Melalui luka-luka tersebut, struktur internal makhluk itu dapat terlihat, yang sama sekali berbeda dari struktur manusia.
Energi aneh seperti itu, perpaduan antara jiwa yang terdistorsi dan tubuh yang mati, dapat melahirkan monster seperti itu.
Mungkin ada prinsip-prinsip yang berlaku di sini yang tidak sepenuhnya dipahami oleh Roger.
Ekspresi riang di wajah Danielle lenyap, dan dia akhirnya menyadari ada sesuatu yang salah. Tak lagi mempedulikan pertarungan antara Roger dan Hantu Air, dia mulai mengemasi barang-barangnya, siap untuk melarikan diri.
Pada saat itu, Roger memanfaatkan kesempatan, sebuah tusukan pedang menembus Hantu Air; lalu, dengan ayunan Pedang Bajanya, ia membuka luka besar dari dada hingga bahunya.
Berbagai organ yang tak dapat ditentukan substansinya berjatuhan, dan saat Roger menarik pedangnya, tangannya berbalik dan memukul bagian belakang kepala Danielle.
Namun saat itu juga, seolah menyadari bahayanya, Hantu Air itu menyerah pada Danielle, melompat keluar jendela, dan terjun menuju Danau Kristal di dekatnya!
Jika Roger membiarkan benda ini masuk ke dalam air, akan sangat sulit untuk menemukannya kembali; dia mendorong dengan keras menggunakan kakinya, bergegas maju dengan gerakan eksplosif.
Melompat tinggi, dia menusukkan Pedang Bajanya dengan ganas ke bawah!
Memercikkan!
Dua sosok terjun ke dalam air bersama-sama, air danau yang dingin menyelimuti mereka; Roger secara naluriah menggenggam erat Pedang Baja di tangannya.
Hantu Air itu berenang dengan cepat, menyeret Roger ke dasar danau.
Dia membuka matanya dan masih samar-samar tidak bisa melihat sekelilingnya.

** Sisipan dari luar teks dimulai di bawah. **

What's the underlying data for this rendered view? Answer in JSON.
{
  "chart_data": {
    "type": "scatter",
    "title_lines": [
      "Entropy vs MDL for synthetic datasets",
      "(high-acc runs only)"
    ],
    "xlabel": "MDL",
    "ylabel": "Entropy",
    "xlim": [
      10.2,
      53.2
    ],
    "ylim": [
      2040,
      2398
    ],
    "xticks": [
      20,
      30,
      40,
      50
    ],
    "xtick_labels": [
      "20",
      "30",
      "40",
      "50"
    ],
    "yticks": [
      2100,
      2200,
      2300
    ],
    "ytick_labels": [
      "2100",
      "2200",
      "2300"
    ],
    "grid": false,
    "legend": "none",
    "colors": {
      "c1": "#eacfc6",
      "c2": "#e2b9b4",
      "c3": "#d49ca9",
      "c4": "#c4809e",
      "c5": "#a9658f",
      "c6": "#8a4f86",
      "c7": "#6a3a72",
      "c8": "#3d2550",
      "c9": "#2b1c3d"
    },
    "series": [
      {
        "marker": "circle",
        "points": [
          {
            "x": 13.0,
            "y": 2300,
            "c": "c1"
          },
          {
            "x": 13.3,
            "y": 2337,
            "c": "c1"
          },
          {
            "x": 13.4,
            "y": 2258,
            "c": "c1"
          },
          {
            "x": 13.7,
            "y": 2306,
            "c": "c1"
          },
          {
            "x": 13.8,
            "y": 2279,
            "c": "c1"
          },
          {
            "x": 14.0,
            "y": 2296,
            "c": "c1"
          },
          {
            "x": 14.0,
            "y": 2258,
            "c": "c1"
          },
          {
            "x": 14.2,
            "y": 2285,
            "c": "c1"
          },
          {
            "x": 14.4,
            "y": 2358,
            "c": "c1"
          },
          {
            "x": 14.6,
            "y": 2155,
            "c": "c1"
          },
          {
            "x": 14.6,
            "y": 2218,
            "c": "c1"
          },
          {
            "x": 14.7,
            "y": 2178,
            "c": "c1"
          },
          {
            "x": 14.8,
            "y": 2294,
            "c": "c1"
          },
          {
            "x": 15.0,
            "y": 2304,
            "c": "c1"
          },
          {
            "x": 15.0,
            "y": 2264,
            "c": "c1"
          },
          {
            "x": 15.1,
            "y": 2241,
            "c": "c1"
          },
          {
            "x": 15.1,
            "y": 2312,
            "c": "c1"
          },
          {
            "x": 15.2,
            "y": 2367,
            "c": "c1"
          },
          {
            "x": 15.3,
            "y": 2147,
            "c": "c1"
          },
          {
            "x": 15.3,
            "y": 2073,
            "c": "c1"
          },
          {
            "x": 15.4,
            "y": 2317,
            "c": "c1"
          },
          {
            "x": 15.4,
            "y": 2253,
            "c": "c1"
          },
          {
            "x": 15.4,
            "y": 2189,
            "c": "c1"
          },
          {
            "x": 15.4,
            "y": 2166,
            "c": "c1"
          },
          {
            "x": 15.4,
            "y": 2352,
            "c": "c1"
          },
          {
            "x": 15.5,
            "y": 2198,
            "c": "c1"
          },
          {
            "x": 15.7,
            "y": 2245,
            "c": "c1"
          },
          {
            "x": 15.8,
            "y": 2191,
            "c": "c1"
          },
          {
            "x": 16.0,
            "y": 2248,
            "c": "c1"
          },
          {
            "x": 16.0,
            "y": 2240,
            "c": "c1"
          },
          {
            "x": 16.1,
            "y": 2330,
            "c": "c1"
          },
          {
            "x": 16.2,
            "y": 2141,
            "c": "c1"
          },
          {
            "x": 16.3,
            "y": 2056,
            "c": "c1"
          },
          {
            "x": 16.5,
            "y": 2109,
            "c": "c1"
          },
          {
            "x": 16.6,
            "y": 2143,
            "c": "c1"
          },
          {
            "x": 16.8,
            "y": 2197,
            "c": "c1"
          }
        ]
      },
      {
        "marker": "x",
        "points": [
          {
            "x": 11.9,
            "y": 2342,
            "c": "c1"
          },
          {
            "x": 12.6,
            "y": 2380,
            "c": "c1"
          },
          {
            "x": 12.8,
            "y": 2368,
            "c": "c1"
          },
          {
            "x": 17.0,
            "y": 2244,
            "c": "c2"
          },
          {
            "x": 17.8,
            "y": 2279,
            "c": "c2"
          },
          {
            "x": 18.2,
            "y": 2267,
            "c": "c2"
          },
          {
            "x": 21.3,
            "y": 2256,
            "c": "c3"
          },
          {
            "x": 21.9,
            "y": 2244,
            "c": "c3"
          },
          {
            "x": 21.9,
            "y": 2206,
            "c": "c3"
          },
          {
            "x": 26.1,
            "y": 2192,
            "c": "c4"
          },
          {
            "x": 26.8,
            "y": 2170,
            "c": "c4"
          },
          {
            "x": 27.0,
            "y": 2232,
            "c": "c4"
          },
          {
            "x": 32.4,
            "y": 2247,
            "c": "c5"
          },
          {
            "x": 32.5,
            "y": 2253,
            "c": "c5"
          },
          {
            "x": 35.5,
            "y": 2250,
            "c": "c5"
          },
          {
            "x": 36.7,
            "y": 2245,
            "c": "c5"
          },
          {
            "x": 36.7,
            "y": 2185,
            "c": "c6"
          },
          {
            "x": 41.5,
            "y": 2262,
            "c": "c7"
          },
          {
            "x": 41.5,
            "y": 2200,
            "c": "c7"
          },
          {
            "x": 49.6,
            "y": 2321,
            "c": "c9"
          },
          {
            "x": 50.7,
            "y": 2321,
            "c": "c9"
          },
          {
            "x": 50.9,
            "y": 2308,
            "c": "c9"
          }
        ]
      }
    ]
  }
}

Saat air danau mengalir, kecepatan Hantu Air itu sangat mencengangkan; Pedang Baja Roger tertancap di pahanya, dan hampir terlepas dari tubuhnya.
Dalam kegelapan, Roger meraih kaki Water Ghost yang satunya lagi, menghunus senjatanya, dan mulai menusuk tubuh makhluk itu.
Saat terus maju, Roger tidak tahu berapa kali dia telah menusuk, sampai akhirnya makhluk itu berhenti bergerak.
Sambil menyeret tubuh Hantu Air, dia muncul ke permukaan, dan melihat sekeliling, dia memperhatikan cahaya samar yang datang dari kejauhan.